My experience with otocinclus in tanks that had severe algae problems is that when you get them from the lfs they are half starved because they have not been in a tank with enough algae for them. In a very short time, you will be amazed at what a few hungry otos can do to clean up algae. When the algae is almost gone, you need to start feeding them by supplementing with algae wafers. Mine in my first 10 gallon cleaned it up pretty well in less than a week. Both of them are still going after a year and still keep the tank's algae under control but I have had to feed them wafers after that first week. Last week the wife was complaining about my betta sorority so I got 2 more for that tank. 3 days later she started joking around about the amazing job my otos were doing. She thought I had been using the magnetic cleaner. Her joke fell flat when she realized that the otos had actually done what she was referring to.


----------



## briggadane (Mar 28, 2008)

*Algae eaters*

I never would have guessed this, had to see the results to believe it.
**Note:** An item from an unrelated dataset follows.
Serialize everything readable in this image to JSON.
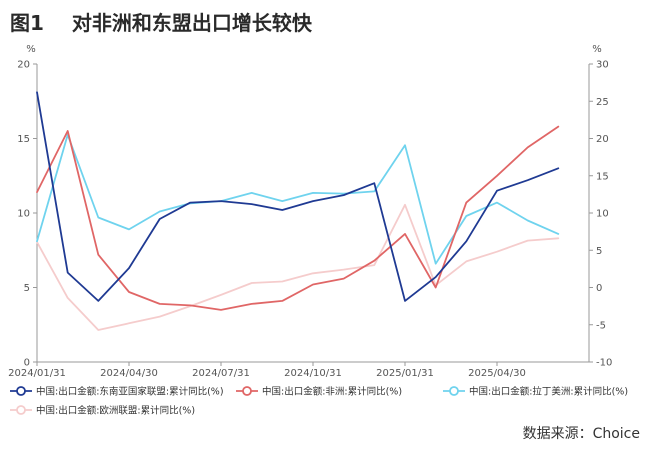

I have a 5 G I had betta spawn in. I moved them into the fry tank today,and put one adult guppy and 2 older fry in the 5G just to keep it cycled and have a qt tank. That was 11AM. The tank had been sitting for over 2 weeks w/o a filter. No fish but for the fry. The tank walls and gravel were a green blanket. I was planning to put an apple snail in the tank when I got around to it....
Well, I was gone most of the day. I fed the fish at 9 pm. Went in to feed the guppies, and had to look twice. The tak is CLEAN. No green film anywhere!

So, I guess Guppies might work too!


----------



## crazy4fish (Dec 31, 2007)

wow your lucky! :shock: i have 4 guppies and none of them eat my algae.


----------